Let me state simply my conviction that Cardinal Mahony ought to be in jail. Any other man who has done what he has admitted to having done would, without question, have long since been arrested, tried, convicted and sentenced. The idea that a man who has aided, abetted, protected and continually covered up the crimes of child rapists and molesters can avoid punishment because he wears a red robe and sports a gold crucifix is abhorrent to any civilized sense of justice. And that the civil authorities continue to countenance his presence as a free man and influential figure among us is loathsome not only for its malfeasance but for its cowardice.
Cardinal Mahony, in his capacity as bishop of the Roman Catholic Church, made it possible for scores of pedophiles to victimize children over decades, shielding them from prosecution, hiding their evil natures from parents, enabling them to have access to children, transferring them, protecting them, covering up for them so as to avoid justice, and making it possible for them to continue committing their vile and disgusting crimes. When the abuse scandals broke, and he was implicated in them, what did he do? Resign and make abject amends both spiritually and legally as any man of conscience would do? Do public penance and subject himself to civil justice as compromised Catholic clerics throughout the ages have done? No. Instead, he spent millions on lawyers and public relations firms to defend himself and to further shield the perpetrators. To all this, he has already admitted, offering only the most vapid and hypocritical apologies, while he continues to withhold from the authorities the personnel records necessary to identify and prosecute the criminals.

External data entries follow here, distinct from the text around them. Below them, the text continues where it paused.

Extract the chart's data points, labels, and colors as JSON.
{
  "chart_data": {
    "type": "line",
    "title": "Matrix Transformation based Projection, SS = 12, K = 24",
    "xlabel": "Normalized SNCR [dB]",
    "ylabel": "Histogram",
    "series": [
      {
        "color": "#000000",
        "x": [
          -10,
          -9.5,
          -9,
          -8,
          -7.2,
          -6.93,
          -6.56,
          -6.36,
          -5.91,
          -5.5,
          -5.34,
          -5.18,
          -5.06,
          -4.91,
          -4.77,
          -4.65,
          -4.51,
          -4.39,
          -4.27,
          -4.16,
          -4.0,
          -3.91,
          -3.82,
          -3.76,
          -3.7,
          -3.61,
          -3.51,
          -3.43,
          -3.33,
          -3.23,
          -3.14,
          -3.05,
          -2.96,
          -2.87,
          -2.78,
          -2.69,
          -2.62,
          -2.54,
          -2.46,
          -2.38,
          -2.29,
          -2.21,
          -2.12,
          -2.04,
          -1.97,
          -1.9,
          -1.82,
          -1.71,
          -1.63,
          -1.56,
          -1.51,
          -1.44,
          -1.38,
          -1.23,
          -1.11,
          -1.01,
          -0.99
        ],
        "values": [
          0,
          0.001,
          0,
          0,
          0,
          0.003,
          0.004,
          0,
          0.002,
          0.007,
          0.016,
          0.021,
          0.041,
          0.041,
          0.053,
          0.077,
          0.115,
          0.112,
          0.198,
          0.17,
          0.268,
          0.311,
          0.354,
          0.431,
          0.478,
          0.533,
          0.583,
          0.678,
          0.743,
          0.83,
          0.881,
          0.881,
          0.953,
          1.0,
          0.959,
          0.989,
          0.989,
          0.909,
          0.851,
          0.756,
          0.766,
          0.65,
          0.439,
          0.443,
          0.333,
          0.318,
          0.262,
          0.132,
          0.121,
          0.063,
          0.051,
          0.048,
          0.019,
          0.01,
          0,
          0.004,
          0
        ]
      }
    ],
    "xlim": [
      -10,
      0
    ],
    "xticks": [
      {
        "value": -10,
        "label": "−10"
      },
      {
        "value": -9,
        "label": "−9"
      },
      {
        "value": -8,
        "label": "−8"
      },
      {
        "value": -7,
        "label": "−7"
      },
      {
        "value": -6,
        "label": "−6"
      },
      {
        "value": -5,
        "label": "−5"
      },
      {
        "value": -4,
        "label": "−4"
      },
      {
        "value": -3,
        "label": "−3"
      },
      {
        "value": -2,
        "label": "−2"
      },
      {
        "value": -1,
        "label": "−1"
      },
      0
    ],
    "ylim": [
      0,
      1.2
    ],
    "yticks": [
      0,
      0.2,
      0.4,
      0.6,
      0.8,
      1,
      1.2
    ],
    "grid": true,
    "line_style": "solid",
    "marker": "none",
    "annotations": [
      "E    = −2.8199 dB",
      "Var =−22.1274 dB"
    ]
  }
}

To me, as I stood there watching him offer hollow encouragements to yet another generation of Catholic school children, thousands of whom he has already betrayed to their defilers, he seemed cloaked not in the cross and clerical garb of a cardinal but in the black shirt and leather belts of the fascists. This is an evil, cowardly and despicable man, undeserving of any consideration except that of the judge and the jailer.